To potty-train, move all poop to the litter area. Obviously, you can't leave it there indefinitely, but don't clean it out daily or else it'll never smell like poop! (If you're using fleece, the fact that you can't completely remove the urine smell might actually help!)

An alternate tactic is to take advantage of where your hedgehog already goes to the bathroom, and move the litterbox to that location.

Even many potty-trained hedgehogs go on the wheel, while some just can't be potty-trained at all. In this case, you can put something (litterbox) under the wheel to catch run-off and to wipe poopy-feet.

Good luck, and welcome to the forum! If you haven't seen it yet, check out this lovely care guide.


----------



## jlindsey428 (Sep 23, 2013)

I successfully potty trained my hedgehog! I describe it here!
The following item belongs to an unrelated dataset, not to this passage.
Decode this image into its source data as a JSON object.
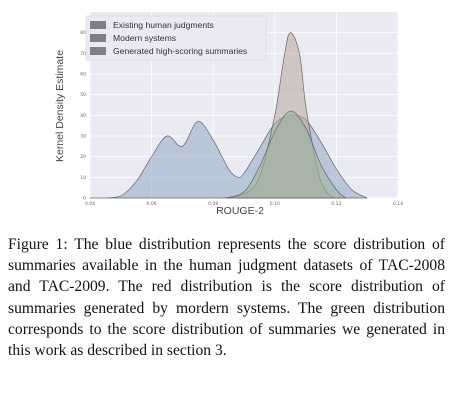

http://www.hedgehogcentral.com/forums/18-fun-stuff/39553-potty-training-success-story-time.html#post298761

hope this helps! I would add that you should probably start potty training immediately. The younger they are the more chance of success! Good luck!


----------



## MightyMichelle (Jan 13, 2014)

My hedgie is semi potty trained. I'm pretty pleased about it, being a small creature and all.
Hedgies naturally don't poop where they sleep, as it gives their location away to predators. So that's already easy. The biggest problem is the wheel. Hedgies love to terd on the go.
I find hedgies, like a lot of other pets, are creatures of habit. I pull Clementine out of her bed usually the same time every evening. The morning terd is usually the biggest, so to get them to do that, and then clean it up right away, is basically the goal. Clementine goes on a fleece square in a closet. She basically chose the spot before I decided to train her, she already liked pooping there. Again, creature of habit. So I just put the cloth rag there, and since she already pooped there, it smelled like it, so it continued. She'll still terd on the wheel, it's tough it get around that. But I put Yesterday's News cat litter under the wheel so at least it collects her urine.
So if you catch the "Good morning" #2 ritual, it's pretty easy to maintain from there.


----------



## Casandra (Jun 23, 2016)

*potty training*

Hi everyone, i have a female hedgehog bout 13 weeks now and the breeder i got her from said she was litter box trained and when i brought her home she used the litter box but now shes starting to pee and poop in her sleeping place to how can i stop her from peeing and pooping in her bed????


----------



## Prue (Feb 20, 2016)

Please start a new topic, Casandra. This one is from more than two years ago, and the members probably aren't active anymore.


----------



## Casandra (Jun 23, 2016)

im just trying to figure out how i can get her to stop potting where she sleeps thats all


----------



## nikki (Aug 28, 2008)

Please start your own thread if you want answers to your questions. Questions on old threads will not be answered.


----------